Franz Kafka spent his childhood years in solitude, surrounded by Czech and Czech-speaking staff: a governess, a cook and a maid-servant. His childhood experience was to become a source of lifelong trauma: he suffered from being left to himself as well as from insufficient parental affection and lack of emotional ties with his parents, who spent their entire days in the shop. He would only ever see them in the evening when they mostly relaxed and played cards in the adjoining room. His father’s child-rearing approach was strictly authoritarian and consisted entirely of orders, admonitions and proscriptions which were generally issued at family mealtimes. Admired and feared, Franz’s father seemed to him an almighty ruler.

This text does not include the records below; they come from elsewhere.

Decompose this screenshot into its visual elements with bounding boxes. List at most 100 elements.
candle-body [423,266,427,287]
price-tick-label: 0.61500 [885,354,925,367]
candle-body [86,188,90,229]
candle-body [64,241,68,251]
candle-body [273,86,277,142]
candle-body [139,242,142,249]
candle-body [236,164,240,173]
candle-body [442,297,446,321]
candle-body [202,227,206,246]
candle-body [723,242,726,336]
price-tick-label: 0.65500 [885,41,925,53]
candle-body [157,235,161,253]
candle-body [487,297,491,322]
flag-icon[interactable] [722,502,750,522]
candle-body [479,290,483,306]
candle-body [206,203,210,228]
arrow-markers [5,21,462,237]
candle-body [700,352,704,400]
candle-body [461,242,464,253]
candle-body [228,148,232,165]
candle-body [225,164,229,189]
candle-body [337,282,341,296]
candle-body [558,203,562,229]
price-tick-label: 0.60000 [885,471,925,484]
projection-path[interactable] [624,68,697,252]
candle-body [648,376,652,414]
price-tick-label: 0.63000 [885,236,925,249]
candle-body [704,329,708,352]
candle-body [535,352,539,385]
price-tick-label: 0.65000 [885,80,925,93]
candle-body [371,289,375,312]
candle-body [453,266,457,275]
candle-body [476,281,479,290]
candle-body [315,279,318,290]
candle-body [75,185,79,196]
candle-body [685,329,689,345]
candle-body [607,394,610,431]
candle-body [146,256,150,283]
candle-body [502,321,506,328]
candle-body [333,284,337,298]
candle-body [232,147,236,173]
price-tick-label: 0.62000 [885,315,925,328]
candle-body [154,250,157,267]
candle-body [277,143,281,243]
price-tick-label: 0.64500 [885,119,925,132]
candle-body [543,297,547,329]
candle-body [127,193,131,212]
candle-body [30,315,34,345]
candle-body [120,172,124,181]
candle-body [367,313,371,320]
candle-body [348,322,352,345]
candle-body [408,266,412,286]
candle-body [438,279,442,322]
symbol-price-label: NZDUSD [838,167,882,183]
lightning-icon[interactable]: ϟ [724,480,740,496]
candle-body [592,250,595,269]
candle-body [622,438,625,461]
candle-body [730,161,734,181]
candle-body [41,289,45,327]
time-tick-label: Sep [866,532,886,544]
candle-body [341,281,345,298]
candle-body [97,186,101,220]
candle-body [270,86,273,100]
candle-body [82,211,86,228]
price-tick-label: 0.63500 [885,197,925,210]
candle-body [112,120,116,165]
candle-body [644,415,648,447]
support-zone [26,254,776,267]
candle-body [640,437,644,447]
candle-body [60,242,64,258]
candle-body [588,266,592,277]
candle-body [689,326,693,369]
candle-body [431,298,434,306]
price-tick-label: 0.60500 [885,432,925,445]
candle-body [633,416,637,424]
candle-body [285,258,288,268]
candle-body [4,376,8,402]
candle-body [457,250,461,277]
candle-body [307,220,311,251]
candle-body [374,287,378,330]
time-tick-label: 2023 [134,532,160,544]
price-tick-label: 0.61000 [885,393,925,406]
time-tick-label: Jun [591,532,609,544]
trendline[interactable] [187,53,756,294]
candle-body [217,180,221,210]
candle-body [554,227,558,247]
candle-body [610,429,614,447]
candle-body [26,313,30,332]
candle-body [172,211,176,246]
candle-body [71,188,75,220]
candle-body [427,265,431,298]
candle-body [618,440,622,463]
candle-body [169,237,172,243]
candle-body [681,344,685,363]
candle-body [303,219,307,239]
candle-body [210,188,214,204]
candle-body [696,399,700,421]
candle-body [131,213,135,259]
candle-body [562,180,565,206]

It was a feeling that Kafka retained throughout his life. His gentle and fair-minded mother was not strong enough to stand up to her energetic husband and would back him up, albeit often reluctantly. In these circumstances the little boy gradually turned his back on the outside world and created a world of his own in which people and objects, as well as relationships with them were transformed by his imagination that displayed an unchildlike bleakness. A caustic description of his childhood world is provided by Kafka in his (never delivered) ‘Letter to His Father’.